The top Democrat on the House Armed Services Committee is in an increasingly  lonely position in Congress fighting against repealing the $6 billion cut to  military pensions.

Armed Services Committee ranking member Adam Smith (D-Wash.) said Thursday  he’s frustrated and concerned with the backlash in Congress against the cut to  the cost-of-living adjustment (COLA) for military retirees that was part of the  December budget deal.

“It’s frustrating that  we are still not accepting the reality of where we’re at,” Smith said at a  breakfast with defense reporters Thursday. “Everyone is still at the mindset we  were at three years ago, in terms of projections of what DOD is going to spend.  And that’s gone,” Smith said.Since Congress passed the budget deal to reduce the COLAs for working-age  military retirees, there’s been a major push on Capitol Hill to repeal the cuts,  with a flurry of bills introduced to do so.

Smith is one of the few lawmakers — along with House Budget Committee  Chairman Paul Ryan (R-Wis.) — to publicly say that the pension cuts are a good  idea, siding with defense budget reformers who argue the cuts are needed in  order to curb ballooning personnel costs in the military.

The pension cuts in the budget deal reduce the annual COLA for working-age  military retirees — those who served at least 20 years — by 1 percentage point  below inflation.

Smith said that, while the cuts were substantial, they had to be balanced  against the other budget pressures facing the Pentagon. He said if curbs aren’t  placed on the military’s expensive programs, it would lead to a “hollow  force.”

Other lawmakers have argued the $6 billion saved through the pension cuts  could be found elsewhere. They say cutting benefits for military retirees is  breaking a promise made to members of the military when they enlisted, and any  personnel cuts should not affect current service members or retirees.

Smith took aim at his congressional colleagues Thursday, saying the pushback  against the military COLA cuts is the latest in a long line of congressional  decisions to stop the Pentagon from cutting programs, closing bases or raising  health fees.

“Unfortunately, the bulk of what is happening, as far as interest groups and  as far as members of Congress are concerned, is to simply try to protect  everything,” Smith said. “We have become increasingly interest-group driven and  parochial driven. Members, by and large, build relationships with constituents  based on what we’re going to protect.”
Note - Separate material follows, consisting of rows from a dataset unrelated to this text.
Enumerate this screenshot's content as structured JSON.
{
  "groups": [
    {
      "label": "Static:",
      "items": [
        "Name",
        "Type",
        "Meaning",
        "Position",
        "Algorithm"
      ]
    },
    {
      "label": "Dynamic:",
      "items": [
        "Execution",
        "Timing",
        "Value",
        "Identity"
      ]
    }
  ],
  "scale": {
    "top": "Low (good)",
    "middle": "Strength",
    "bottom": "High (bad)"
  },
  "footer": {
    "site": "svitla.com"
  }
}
Smith also has a major parochial interest in his state — Boeing is based  there — but he said that isn’t something he considers when he’s voting on  national security issues.

“I’m not going to be the guy who is always going to try to protect my  district at the expense of what might be the better interest of the national  security of the country,” Smith said, citing one of his early votes in Congress  against building more B-2 bombers, siding against Boeing.

The Armed Services Committee ranking member acknowledged the repeal of the  COLA cuts “seems likely” at this point, and said he was concerned what that  meant for future compensation reforms.

“It certainly does not bode well,” he said.